赤い公園全曲考察42「絶対的な関係」(絶対的な関係 / きっかけ / 遠く遠く)

ご存知、赤い公園で一番目か二番目に有名な曲。津野さん、一時期ふなっしーにハマってて、実はそれに着想を得てできた曲なんじゃないかなあとずっと密かに思っている(後にレーベルメイトにもなる)。だからPVも着ぐるみが出てくるんじゃないかなあ。真偽は不明だけど…。

この曲は、PVの仕掛けがめちゃくちゃ面白いし、ドラマ主題歌で「100秒」っていうのがフィーチャーされすぎて、なんとなく曲の本質が見えにくくなっちゃってないかなと思います。人が使い分ける内面と外見、本音と建前のうち、内面や本音のことを「中の人」という言葉に喩えて、中の人と絶対的な関係になりたいとか、ならなくてもいいから中身を知りたいとか言ってるわけだけど、その「内面が見えないな、知りたいな」っていう現象がこの曲自体にも起こってるような気がします。(まあ音楽を売るのにそういうキャッチーな謳い文句は絶対に必要だけど)

それに、やっと分かりかけた赤い公園というバンドも、中の人が考えてることは秘密だよって言われて突き放されたような感じもする。と同時に、もし最後の「私たち」に自分も入っているなら自分も共犯者なのかも…っていう甘い期待も生まれるっていう、実は最後の一文はすごい歌詞だと思います。当時は「絶対的な関係SNS企画」みたいなのもあって、いろんなアーティストたちと一緒にフリップを持って「絶対的な関係になりました」って言ってた。誰かと絶対的な関係にはなれるのか、なれないのか。

この曲について津野さんは「ちょっと過激な表現ですけど、何回も槍で刺すんじゃなくて、一撃で仕留めたかったんです(笑)」とのこと。これは歌詞もだけどどっちかと言うと音のほうのことを言ってるのかもしれない。他にも「普段は、楽器数が少ないので一番盛り上げたいところで楽器が全部鳴るようにしてそこから引き算で曲を作ることが多いけど、『絶対的な関係』はそれをせずに、飽きないように作った」とか「ジャンルは高円寺20000V」だとか言ってます。高円寺20000Vってジャンル誰に通用するんだ笑(パンクとかハードコア系で有名なとこです)。もう全部がかっこいいんだけど、ギターとベースが密接に連携してたり、かと思えば間奏ではベースが本来の役割をギターに任せてGの音しか弾かなくなるところとかは特に好きです。あとは意外と大事な役割を果たしてる鉄琴やコーラス。
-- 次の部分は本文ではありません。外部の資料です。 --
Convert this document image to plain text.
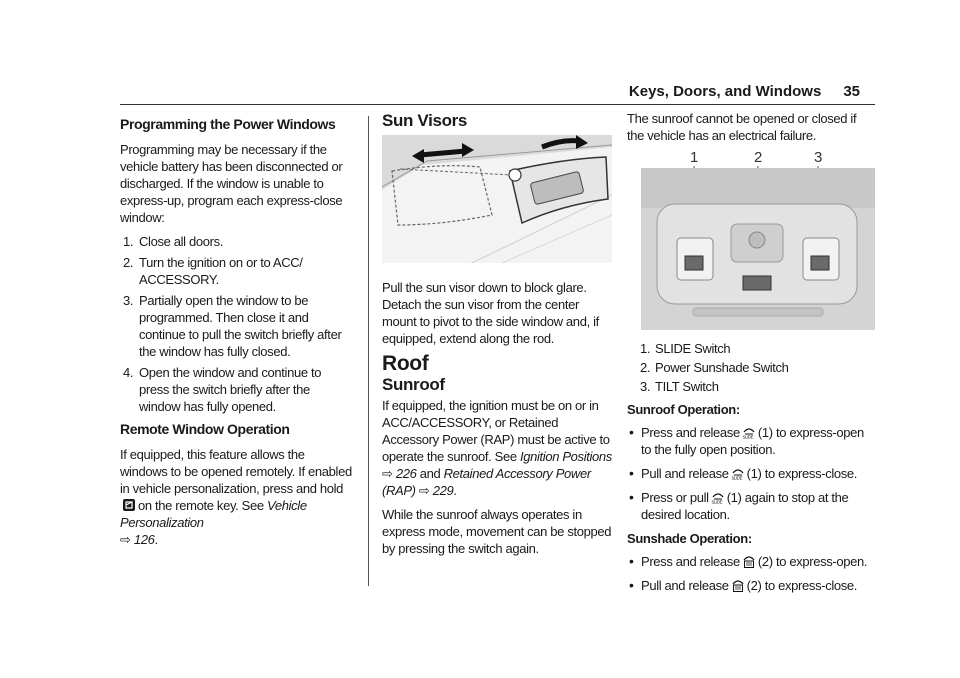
Keys, Doors, and Windows 35
Programming the Power Windows

Programming may be necessary if the vehicle battery has been disconnected or discharged. If the window is unable to express-up, program each express-close window:

1. Close all doors.
2. Turn the ignition on or to ACC/ ACCESSORY.
3. Partially open the window to be programmed. Then close it and continue to pull the switch briefly after the window has fully closed.
4. Open the window and continue to press the switch briefly after the window has fully opened.
Remote Window Operation

If equipped, this feature allows the windows to be opened remotely. If enabled in vehicle personalization, press and hold on the remote key. See Vehicle Personalization
⇨ 126.

Sun Visors

Pull the sun visor down to block glare. Detach the sun visor from the center mount to pivot to the side window and, if equipped, extend along the rod.

Roof
Sunroof

If equipped, the ignition must be on or in ACC/ACCESSORY, or Retained Accessory Power (RAP) must be active to operate the sunroof. See Ignition Positions ⇨ 226 and Retained Accessory Power (RAP) ⇨ 229.

While the sunroof always operates in express mode, movement can be stopped by pressing the switch again.

The sunroof cannot be opened or closed if the vehicle has an electrical failure.

1	2	3
1. SLIDE Switch
2. Power Sunshade Switch
3. TILT Switch
Sunroof Operation:
• Press and release SLIDE (1) to express-open to the fully open position.
• Pull and release SLIDE (1) to express-close.
• Press or pull SLIDE (1) again to stop at the desired location.
Sunshade Operation:
• Press and release (2) to express-open.
• Pull and release (2) to express-close.
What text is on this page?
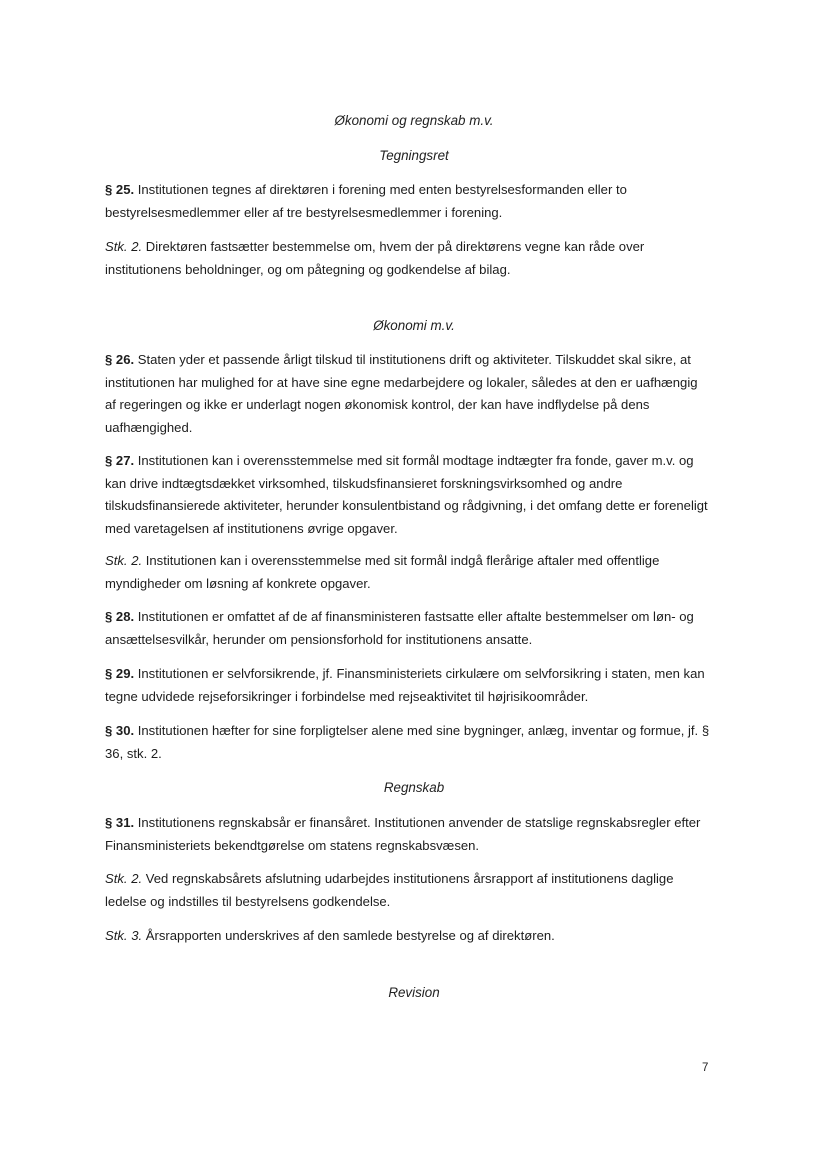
Økonomi og regnskab m.v.
Tegningsret
§ 25. Institutionen tegnes af direktøren i forening med enten bestyrelsesformanden eller to bestyrelsesmedlemmer eller af tre bestyrelsesmedlemmer i forening.
Stk. 2. Direktøren fastsætter bestemmelse om, hvem der på direktørens vegne kan råde over institutionens beholdninger, og om påtegning og godkendelse af bilag.
Økonomi m.v.
§ 26. Staten yder et passende årligt tilskud til institutionens drift og aktiviteter. Tilskuddet skal sikre, at institutionen har mulighed for at have sine egne medarbejdere og lokaler, således at den er uafhængig af regeringen og ikke er underlagt nogen økonomisk kontrol, der kan have indflydelse på dens uafhængighed.
§ 27. Institutionen kan i overensstemmelse med sit formål modtage indtægter fra fonde, gaver m.v. og kan drive indtægtsdækket virksomhed, tilskudsfinansieret forskningsvirksomhed og andre tilskudsfinansierede aktiviteter, herunder konsulentbistand og rådgivning, i det omfang dette er foreneligt med varetagelsen af institutionens øvrige opgaver.
Stk. 2. Institutionen kan i overensstemmelse med sit formål indgå flerårige aftaler med offentlige myndigheder om løsning af konkrete opgaver.
§ 28. Institutionen er omfattet af de af finansministeren fastsatte eller aftalte bestemmelser om løn- og ansættelsesvilkår, herunder om pensionsforhold for institutionens ansatte.
§ 29. Institutionen er selvforsikrende, jf. Finansministeriets cirkulære om selvforsikring i staten, men kan tegne udvidede rejseforsikringer i forbindelse med rejseaktivitet til højrisikoområder.
§ 30. Institutionen hæfter for sine forpligtelser alene med sine bygninger, anlæg, inventar og formue, jf. § 36, stk. 2.
Regnskab
§ 31. Institutionens regnskabsår er finansåret. Institutionen anvender de statslige regnskabsregler efter Finansministeriets bekendtgørelse om statens regnskabsvæsen.
Stk. 2. Ved regnskabsårets afslutning udarbejdes institutionens årsrapport af institutionens daglige ledelse og indstilles til bestyrelsens godkendelse.
Stk. 3. Årsrapporten underskrives af den samlede bestyrelse og af direktøren.
Revision
7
亀田師匠曰く「ぼくの音楽人生の中で出会ったいちばん短くて、いちばん強い曲」。ライブ限定のギター弾き語りバージョンやアコースティックバージョン(それも何種類かある)に、ドラマでだけ流れた「絶対的な関係-Lost Days Mix-」、ドラマサントラに収録された「絶対的な関係~Piano Ver.~」、赤い公園は直接関係ないオルゴールバージョン、さらには「絶対的な関係(ヒャダインのリリリリ☆リミックス)」などのバリエーションがあります。ロッキンオンジャパンの「妄想トリビュート」で漫画にもなったのに、単行本には未収録…。